GoldieBlox, Inc., the start-up toy company that appropriated the musical track of the Beastie Boys song, “Girls”, into its ad campaign, is really off on the wrong foot.  In its declaratory relief action, GoldieBlox asserts that its use of the Beastie Boys tune is permitted “Fair Use” under the Copyright Act because it is a parody of the original song.  It makes some reasonable arguments, attempting to demonstrate in its complaint that it has transformed the original song by fundamentally changing the tone of the original, from a misogynistic put-down of girls, to a song of empowerment and might.thumbnail

However, as expected, the Beastie Boys responded to GoldieBlox’s complaint for declaratory relief with their own counterclaims, alleging copyright and trademark infringement, unfair competition and misappropriation of publicity rights.  Supreme Court precedent provides that strictly commercial use is not, per se, a copyright infringement, provided that the new version sufficiently transforms the original version.  The claim of Fair Use as parody doesn’t look like a particularly close call: GoldieBlox has used the entire musical track in its advertisement, rather than only parts of the original, even though it has substantially changed the lyrics and the message of the original, and attached visual images vastly different from the Beastie’s version.

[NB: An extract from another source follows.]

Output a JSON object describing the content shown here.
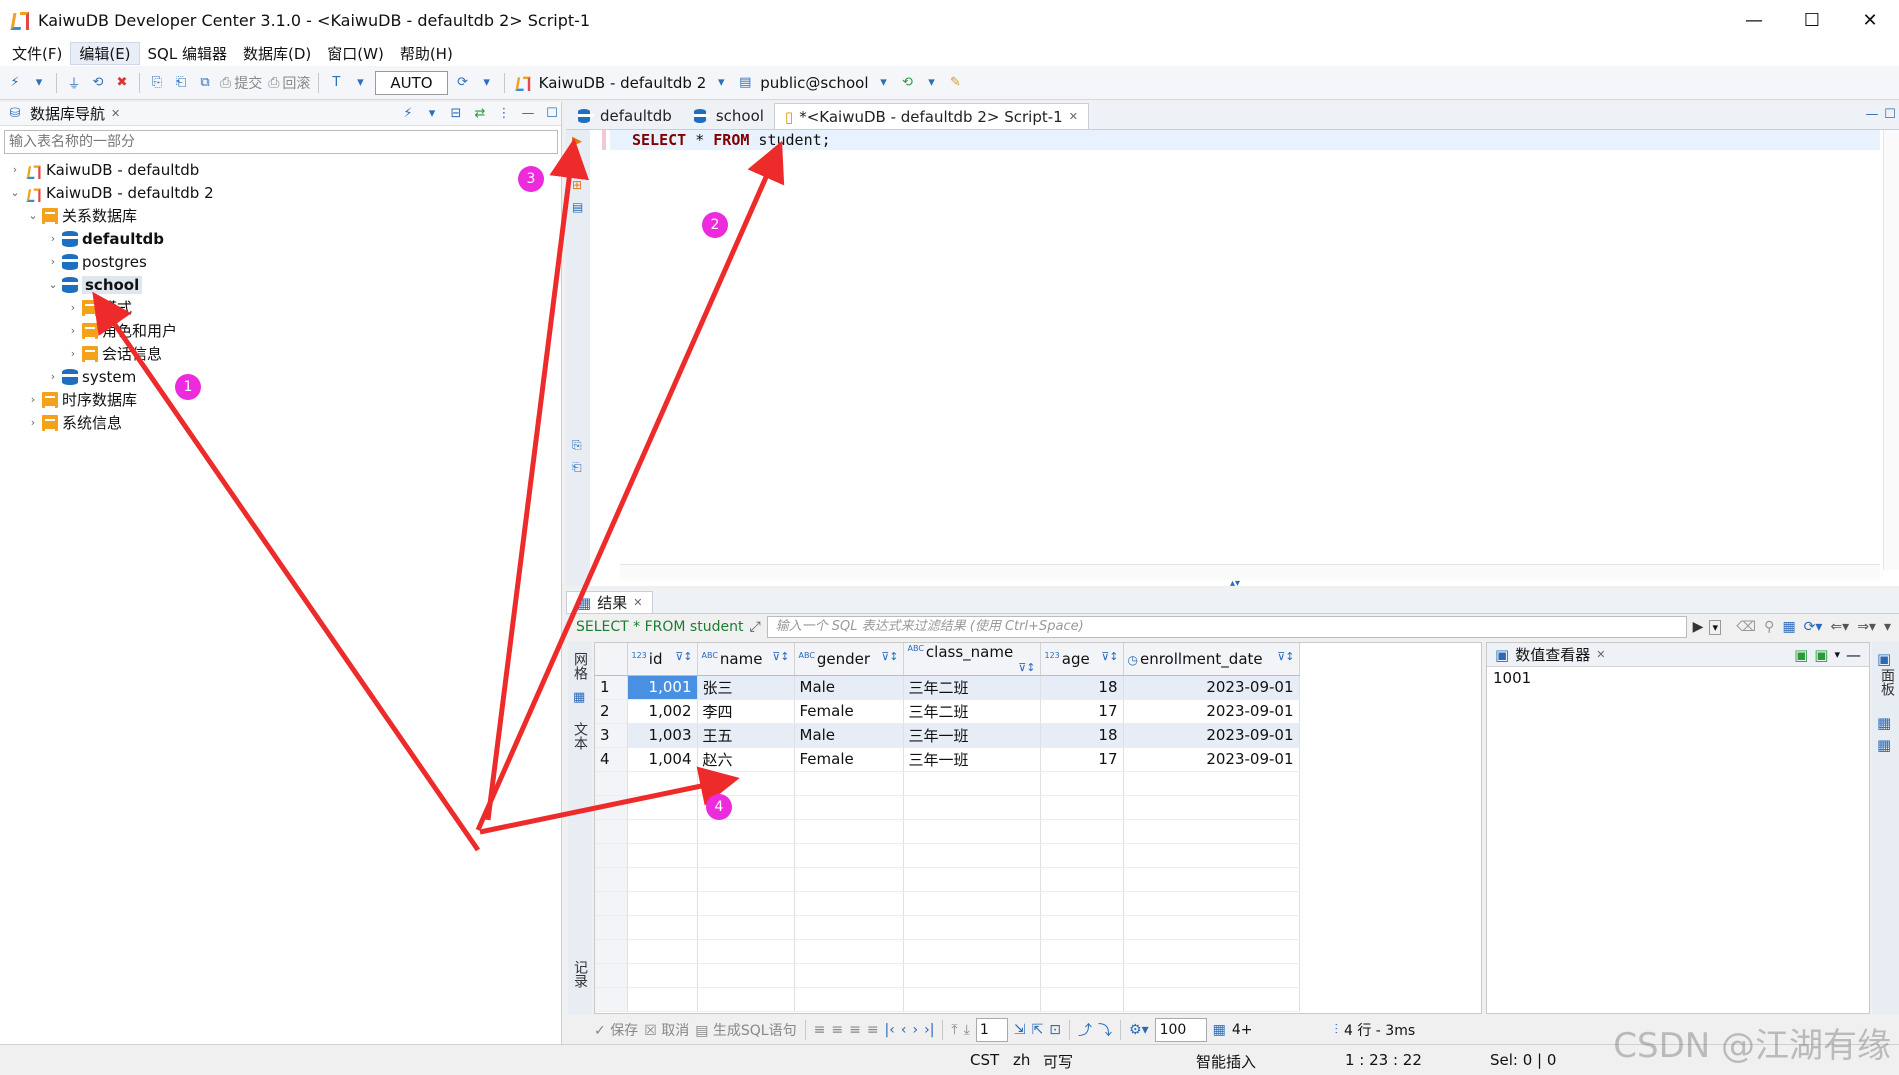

GoldieBlox has pulled the Beastie’s song from its “Girls” ad, but it stopped well short of apologizing.  Indeed, its poor-pitiful-me open letter to the Beastie Boys offered to withdraw its lawsuit – if the Beastie Boys drop their infringement claims.  So, the battle lines are being drawn to determine whether the GoldieBlox use of “Girls” amounts to “Fair Use”.  The Court has entered an order intended to push the parties into Alternative Dispute Resolution, and it’s certainly conceivable the parties will resolve the dispute either at mediation/arbitration, or through a negotiated settlement.  As of this posting, the Beastie Boys’ record label, distributer, producer and publisher have not yet responded to the complaint.

The Beastie’s answer, however, also alleges that the GoldieBlox ad campaign has appropriated the music and/or lyrics of popular songs by other recording artists, including Queen, Krewella and electronic acts Daft Punk and Avicii.  In the unminced words of the answer: “Unfortunately, rather than developing an original advertising campaign to inspire its customers to create and innovate, GoldieBlox has instead developed an advertising campaign that condones and encourages stealing from others.”  These allegations, if true, will invite additional litigation by those songwriters, publishers, artists, labels, etc.

The unauthorized use of Queen’s “We Are the Champions”, Daft Punk’s “Around the World” and Aviici’s “Wake Me Up”, for example, sound like slam dunk infringements to these ears.  There appears to be little if any modification of the original tracks that would even suggest a transformative use.  It’s difficult to imagine a plausible “Fair Use’ claim with these songs.  To date, no litigation has been filed by interest holders in these other songs.  When these suits inevitably come, GoldieBlox better hope its war chest is adequate.